Kaczyńska: Rosja nie opublikowałaby zdjęć, gdyby liczyła się z Polską

Dodano:   /  Zmieniono: 
Termin publikacji zdjęć ofiar katastrofy jest nieprzypadkowy. Rosjanie bacznie obserwują naszą scenę polityczną i widząc wzrost notowań PiS, dążą do wzmocnienia w społeczeństwie polskim antagonizmów wokół sprawy katastrofy smoleńskiej - mówi w rozmowie z "Naszym Dziennikiem" Marta Kaczyńska, córka prezydenta Lecha Kaczyńskiego, komentując fakt opublikowania w internecie zdjęć ofiar katastrofy smoleńskiej w tym m.in. jej ojca.
Kaczyńska tłumaczy, że Rosjanie chcą doprowadzić do wrażenia, iż "największa partia opozycyjna ogniskuje swoją działalność wyłącznie wokół katastrofy". - Pomysłodawcom publikacji zdjęć chodziło najprawdopodobniej o to, by przyćmić inicjatywy podejmowane przez PiS, które dowodzą, że partia Jarosława Kaczyńskiego nie jest ugrupowaniem skoncentrowanym wyłącznie na sprawie 10 kwietnia. Rosji bardzo zależy na utrzymaniu politycznego status quo w naszym kraju - tłumaczy.

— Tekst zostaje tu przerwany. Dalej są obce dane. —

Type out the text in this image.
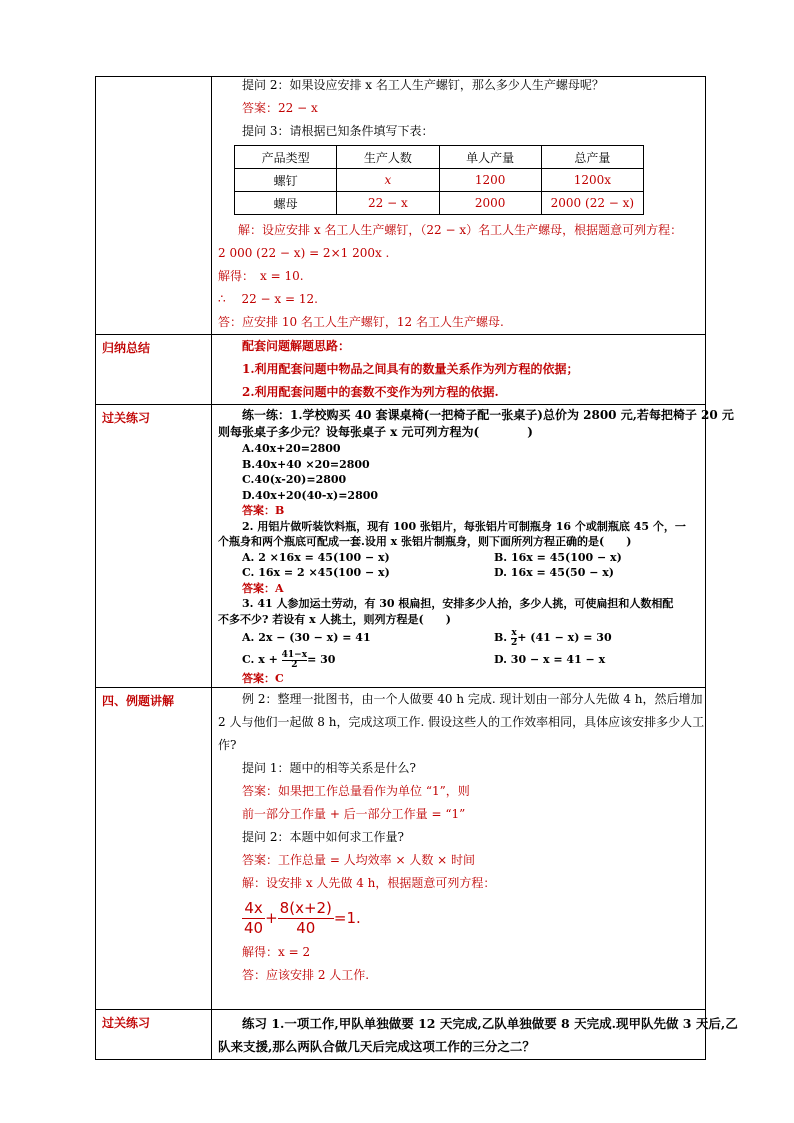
提问 2：如果设应安排 x 名工人生产螺钉，那么多少人生产螺母呢？
答案：22 − x
提问 3：请根据已知条件填写下表：
产品类型	生产人数	单人产量	总产量
螺钉	x	1200	1200x
螺母	22 − x	2000	2000 (22 − x)
解：设应安排 x 名工人生产螺钉，（22 − x）名工人生产螺母，根据题意可列方程：
2 000 (22 − x) = 2×1 200x .
解得：　x = 10.
∴　 22 − x = 12.
答：应安排 10 名工人生产螺钉，12 名工人生产螺母.

归纳总结	配套问题解题思路：
1.利用配套问题中物品之间具有的数量关系作为列方程的依据；
2.利用配套问题中的套数不变作为列方程的依据.

过关练习	练一练：1.学校购买 40 套课桌椅(一把椅子配一张桌子)总价为 2800 元,若每把椅子 20 元
则每张桌子多少元？设每张桌子 x 元可列方程为(　　　　)
A.40x+20=2800
B.40x+40 ×20=2800
C.40(x-20)=2800
D.40x+20(40-x)=2800
答案：B
2. 用铝片做听装饮料瓶，现有 100 张铝片，每张铝片可制瓶身 16 个或制瓶底 45 个，一
个瓶身和两个瓶底可配成一套.设用 x 张铝片制瓶身，则下面所列方程正确的是(　　)
A. 2 ×16x = 45(100 − x)	B. 16x = 45(100 − x)
C. 16x = 2 ×45(100 − x)	D. 16x = 45(50 − x)
答案：A
3. 41 人参加运土劳动，有 30 根扁担，安排多少人抬，多少人挑，可使扁担和人数相配
不多不少? 若设有 x 人挑土，则列方程是(　　)
A. 2x − (30 − x) = 41	B. $\frac{x}{2} + (41 - x) = 30$
C. $x + \frac{41-x}{2} = 30$	D. 30 − x = 41 − x
答案：C

四、例题讲解	例 2：整理一批图书，由一个人做要 40 h 完成. 现计划由一部分人先做 4 h，然后增加
2 人与他们一起做 8 h，完成这项工作. 假设这些人的工作效率相同，具体应该安排多少人工
作?
提问 1：题中的相等关系是什么?
答案：如果把工作总量看作为单位 “1”，则
前一部分工作量 + 后一部分工作量 = “1”
提问 2：本题中如何求工作量?
答案：工作总量 = 人均效率 × 人数 × 时间
解：设安排 x 人先做 4 h，根据题意可列方程：
$\frac{4x}{40} + \frac{8(x+2)}{40} =1$.
解得：x = 2
答：应该安排 2 人工作.

过关练习	练习 1.一项工作,甲队单独做要 12 天完成,乙队单独做要 8 天完成.现甲队先做 3 天后,乙
队来支援,那么两队合做几天后完成这项工作的三分之二？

Córka Lecha i Marii Kaczyńskich mówi też, że jej tezę o tym, iż to Rosjanie stoją za publikacją zdjęć potwierdza artykuł w prorządowej "Rossijskiej Gaziecie", która o umieszczenie zdjęć w sieci oskarża "uczestników polskich batalii politycznych". - To kolejna próba przedstawienia osób, którym zależy na uczciwym wyjaśnieniu sprawy, jako nieobliczalnych radykałów. Poza tym Rosjanie muszą wytłumaczyć się z zaistniałej sytuacji swoim obywatelom. Najprościej więc uderzyć w Polaków - podkreśla.

Marta Kaczyńska ocenia, że opublikowanie zdjęć zwłok jej ojca, prezydenta Polski jest "gestem upokarzającym Polskę i Polaków". - Uważam, że w sprawie publikacji zdjęć polski rząd zachował się z charakterystyczną dla siebie ostrożnością. A trzeba wiedzieć, że ujawnienie tych fotografii to także policzek dla gabinetu Donalda Tuska. Nie sądzę, by Rosja pozwoliła sobie na taki gest w stosunku do państwa, z którym się liczy - podsumowuje córka Lecha i Marii Kaczyńskich.